Küçük bir köyde doğdum ben annem babam çiftçi, ilkokul okur en çok okuyan bizim köyde okudum ne çok bilgili sanırdım kendimi. Okul bittikten sonra evlendirilmeyi beklersiniz en çok bekleyen on sekiz yaşına kadar beni o kadar bekletmediler on beş yaşımda komşu köyde yaşayan akrabamız İbrahim’e verdiler. Hayır demek gibi bir lüksünüz yok ya da cesaret diyelim biz ona babam ne derse o, babamda he dedi evlendirildim. İbrahim’in köyüne gelin gittim. Babası ölmüş İbrahim’in annesiyle yaşıyor annesinin adı Hatice o dönemdeki kaynanaların aksine sevimli bir kadın Hatice anne, tabi eve tek gelen para ırgat oğlunun tarladan getirdiği iki buçuk lira yevmiyesiyken benimkiyle birlikte beş lira olmasının büyük payı var diye düşünüyorum.

Hatice annenin gülüşü gözümün önüne geldi de, duman biraz olsun dağıldı. O koca dudakları kocaman dişleriyle ne çok gülerdi. Ben hiç onun kadar neşeli olamadım, aslında çok imrenirdim ona, hayata tutunmasını biliyordu o umut vardı gözlerinde tabi Rabbim ’in ailemize verdiği hediyeye kadar ondan sonra Hatice annenin kahkaha sesleri sustu beynimde yerini umudunu kaybetmiş gözleri aldı. Nasılda siyah, nasılda karanlık boğuluyorum içinde…

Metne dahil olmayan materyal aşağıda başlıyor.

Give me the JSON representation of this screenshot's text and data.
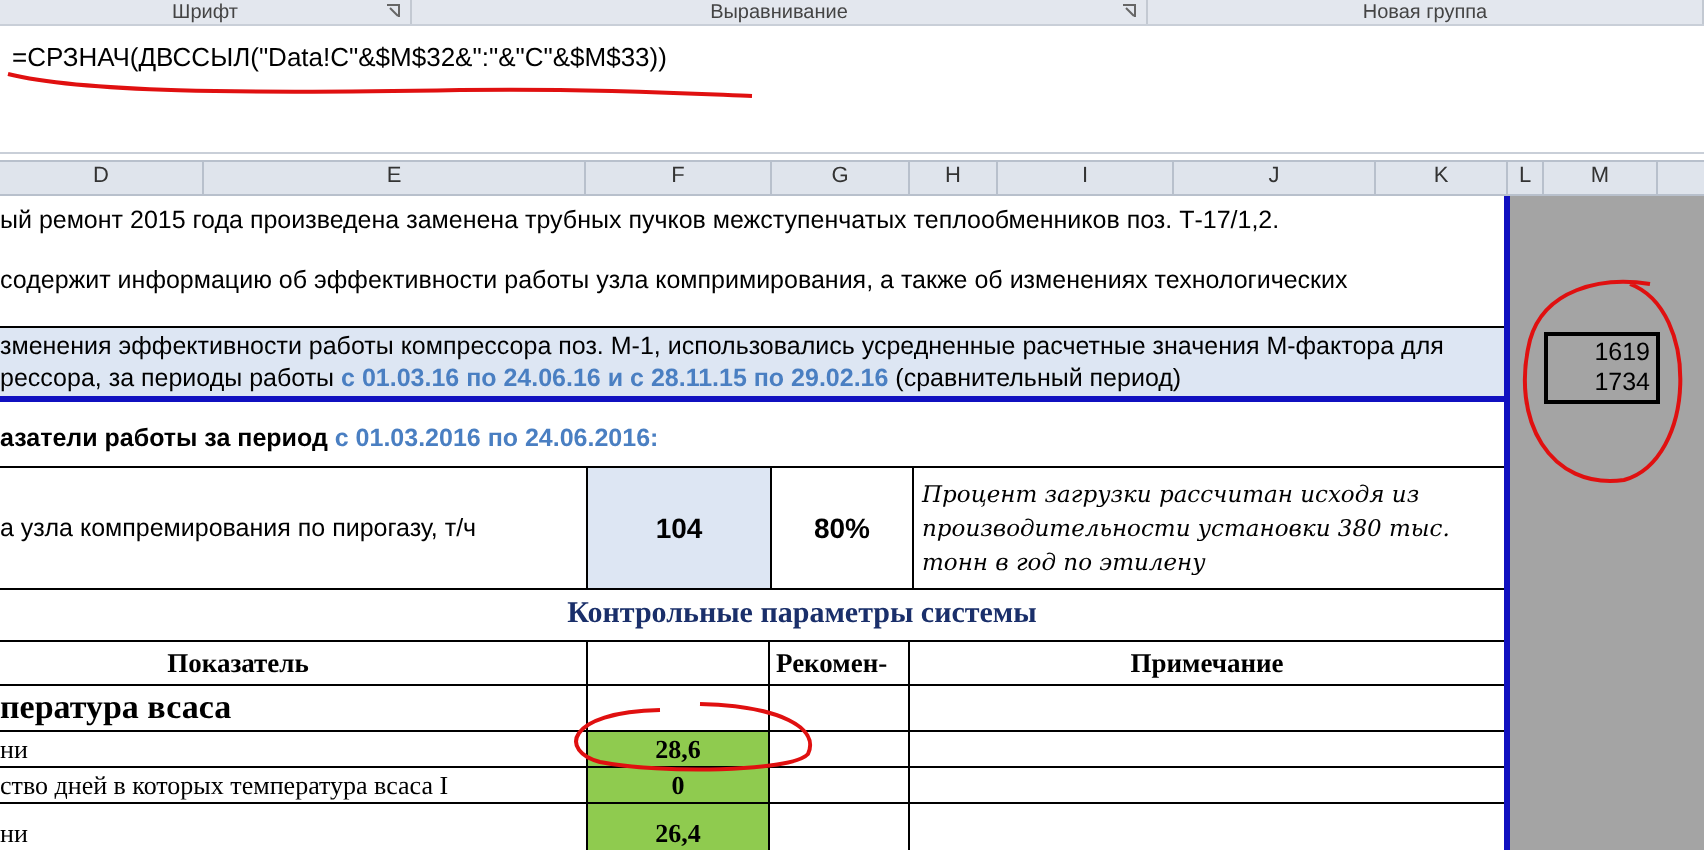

Çok geçmedi hamile kaldım, mutluyum. Hamilelik aylarım güzel geçti denemez çocuğumla yedi aylık olana kadar çalıştık ama mutluyduk neden olmayalım ki kimin yaşamı bizden daha iyi herkesin aynı şükretmeye meyilliyiz köyde, her birimiz başkalarına bakıp şükrediyor. O hayatın bir parçası olmak ya da olmamak benim elimde değildi ama çocuğum öyle olmayacak onun hayatı benden farklı olacak herkes böyle düşünür sanmayın sakın o zamanlar çocuğu tarlada çalışacak işçi olarak görenler bile var ama ben öyle değilim benim çocuğum benim yaşadığım hayata mahkûm olmayacak, buna izin veremem.

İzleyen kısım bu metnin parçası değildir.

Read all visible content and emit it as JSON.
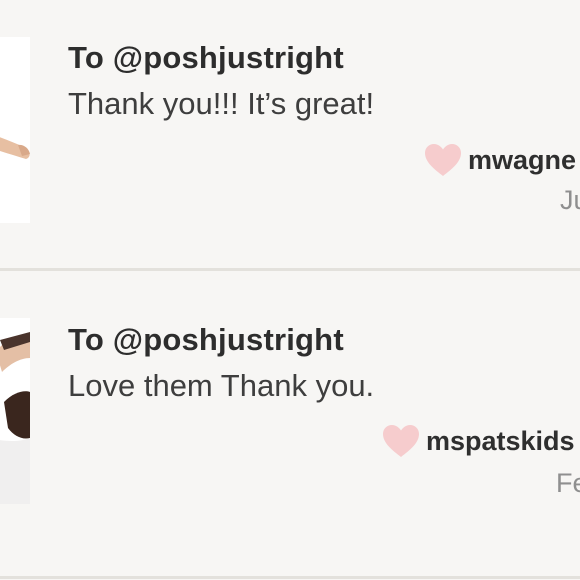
{
  "comments": [
    {
      "recipient": "To @poshjustright",
      "message": "Thank you!!! It’s great!",
      "username": "mwagne",
      "date": "Ju"
    },
    {
      "recipient": "To @poshjustright",
      "message": "Love them Thank you.",
      "username": "mspatskids",
      "date": "Fe"
    }
  ],
  "colors": {
    "background": "#f7f6f4",
    "heart": "#f6cccd",
    "divider": "#e3e1dc",
    "text_dark": "#2d2d2d",
    "text_muted": "#8f8f8f"
  },
  "icons": {
    "like": "heart-icon"
  }
}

Oğlumun adı Süleyman ve artık dört yaşına geldi. Hepimizin birbirimizden saklamaya çalıştığı şey daha da belirginleşti artık. Anlamamış gibi yapamıyoruz komşularımızın çocukları konuşuyor şakır şakır İbrahim bağırıyor gel desen anlamıyor, git desen anlamıyor. Başka çocuklar oyun oynuyorlar o oynayamıyor. Anne bile diyemiyor Süleyman. Hani benim hayatımı yaşamasını istemiyordum ya kabul olmuş keşke benim hayatımı yaşasaydı en azından yaşasaydı o yaşamıyordu gözümde o zamanlar, ölene kadar bakmak zorunda olduğum bir insan onu da yapmadım zaten İbrahim ile Hatice annenin üstüne attık tüm yükü gündüzleri hep tarladayız akşamları bile dayanamıyorduk. Gerçi İbrahim’in öfkesini atacağı yer belli benim bedenim Süleyman bağırdıkça o vuruyor bana bedenimdeki acılar Süleyman’a baktıkça çektiğim acılar yanında hiçbir şey mutsuzluğum artıyor biraz daha o kadar.

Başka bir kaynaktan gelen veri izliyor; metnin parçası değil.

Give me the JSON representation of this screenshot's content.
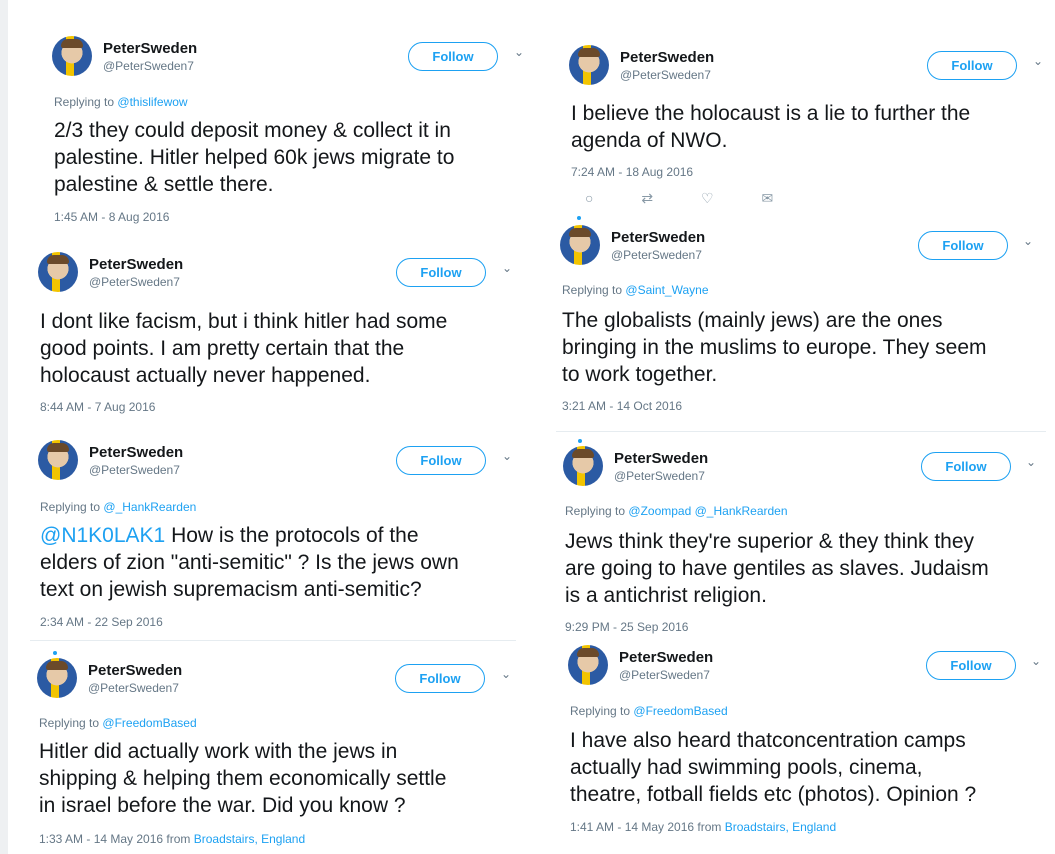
{
  "tweets": [
    {
      "name": "PeterSweden",
      "handle": "@PeterSweden7",
      "follow": "Follow",
      "chevron": "⌄",
      "reply_prefix": "Replying to",
      "reply_to": "@thislifewow",
      "text_lines": [
        "2/3 they could deposit money & collect it in",
        "palestine. Hitler helped 60k jews migrate to",
        "palestine & settle there."
      ],
      "time": "1:45 AM - 8 Aug 2016"
    },
    {
      "name": "PeterSweden",
      "handle": "@PeterSweden7",
      "follow": "Follow",
      "chevron": "⌄",
      "text_lines": [
        "I dont like facism, but i think hitler had some",
        "good points. I am pretty certain that the",
        "holocaust actually never happened."
      ],
      "time": "8:44 AM - 7 Aug 2016"
    },
    {
      "name": "PeterSweden",
      "handle": "@PeterSweden7",
      "follow": "Follow",
      "chevron": "⌄",
      "reply_prefix": "Replying to",
      "reply_to": "@_HankRearden",
      "mention": "@N1K0LAK1",
      "text_first_rest": " How is the protocols of the",
      "text_lines": [
        "@N1K0LAK1 How is the protocols of the",
        "elders of zion \"anti-semitic\" ? Is the jews own",
        "text on jewish supremacism anti-semitic?"
      ],
      "time": "2:34 AM - 22 Sep 2016"
    },
    {
      "name": "PeterSweden",
      "handle": "@PeterSweden7",
      "follow": "Follow",
      "chevron": "⌄",
      "reply_prefix": "Replying to",
      "reply_to": "@FreedomBased",
      "text_lines": [
        "Hitler did actually work with the jews in",
        "shipping & helping them economically settle",
        "in israel before the war. Did you know ?"
      ],
      "time": "1:33 AM - 14 May 2016 from",
      "location": "Broadstairs, England"
    },
    {
      "name": "PeterSweden",
      "handle": "@PeterSweden7",
      "follow": "Follow",
      "chevron": "⌄",
      "text_lines": [
        "I believe the holocaust is a lie to further the",
        "agenda of NWO."
      ],
      "time": "7:24 AM - 18 Aug 2016",
      "actions": [
        "reply-icon",
        "retweet-icon",
        "like-icon",
        "message-icon"
      ]
    },
    {
      "name": "PeterSweden",
      "handle": "@PeterSweden7",
      "follow": "Follow",
      "chevron": "⌄",
      "reply_prefix": "Replying to",
      "reply_to": "@Saint_Wayne",
      "text_lines": [
        "The globalists (mainly jews) are the ones",
        "bringing in the muslims to europe. They seem",
        "to work together."
      ],
      "time": "3:21 AM - 14 Oct 2016"
    },
    {
      "name": "PeterSweden",
      "handle": "@PeterSweden7",
      "follow": "Follow",
      "chevron": "⌄",
      "reply_prefix": "Replying to",
      "reply_to": "@Zoompad",
      "reply_to_2": "@_HankRearden",
      "text_lines": [
        "Jews think they're superior & they think they",
        "are going to have gentiles as slaves. Judaism",
        "is a antichrist religion."
      ],
      "time": "9:29 PM - 25 Sep 2016"
    },
    {
      "name": "PeterSweden",
      "handle": "@PeterSweden7",
      "follow": "Follow",
      "chevron": "⌄",
      "reply_prefix": "Replying to",
      "reply_to": "@FreedomBased",
      "text_lines": [
        "I have also heard thatconcentration camps",
        "actually had swimming pools, cinema,",
        "theatre, fotball fields etc (photos). Opinion ?"
      ],
      "time": "1:41 AM - 14 May 2016 from",
      "location": "Broadstairs, England"
    }
  ],
  "icons": {
    "reply": "○",
    "retweet": "⇄",
    "like": "♡",
    "message": "✉"
  },
  "colors": {
    "accent": "#1da1f2",
    "text": "#14171a",
    "muted": "#657786"
  }
}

Süleyman on yaşlarına gelmişti sanırım yüzünü gözümün önüne getirebiliyor olmam çok garip yüzüne bakardım ama görmezdim çığlıklarını duyardım ama anlamazdım şimdi ne istediğini anlıyorum: Sevgi hiçbir sevgi görmemiş o, anladığı tek şey buydu oysa eline aldığı odun parçasıyla kendince müzik yapardı her gün, bir kez olsun dinlememişim yanına gidebilirdim, başını okşayıp güzel çaldığında alkışlayabilirdim onu üzülüyordur eminim. Düşünsenize babaanne her gün dövüyor sizi kaçmayasınız diye ya bahçedeki ağaca ya da balkona bağlıyor anneniz babanız gündüz yok zaten geldiklerinde de bir şey değişmiyor babanız annenizi dövüyor ne yaptığınızı anlamasanız da arada bir sizi… Arkadaşınız yok, acıkıyorsunuz söyleyemiyorsunuz susuyorsunuz söylemiyorsunuz, babaanne halat belimi kesti bunu biraz gevşetir misin diyemiyorsunuz.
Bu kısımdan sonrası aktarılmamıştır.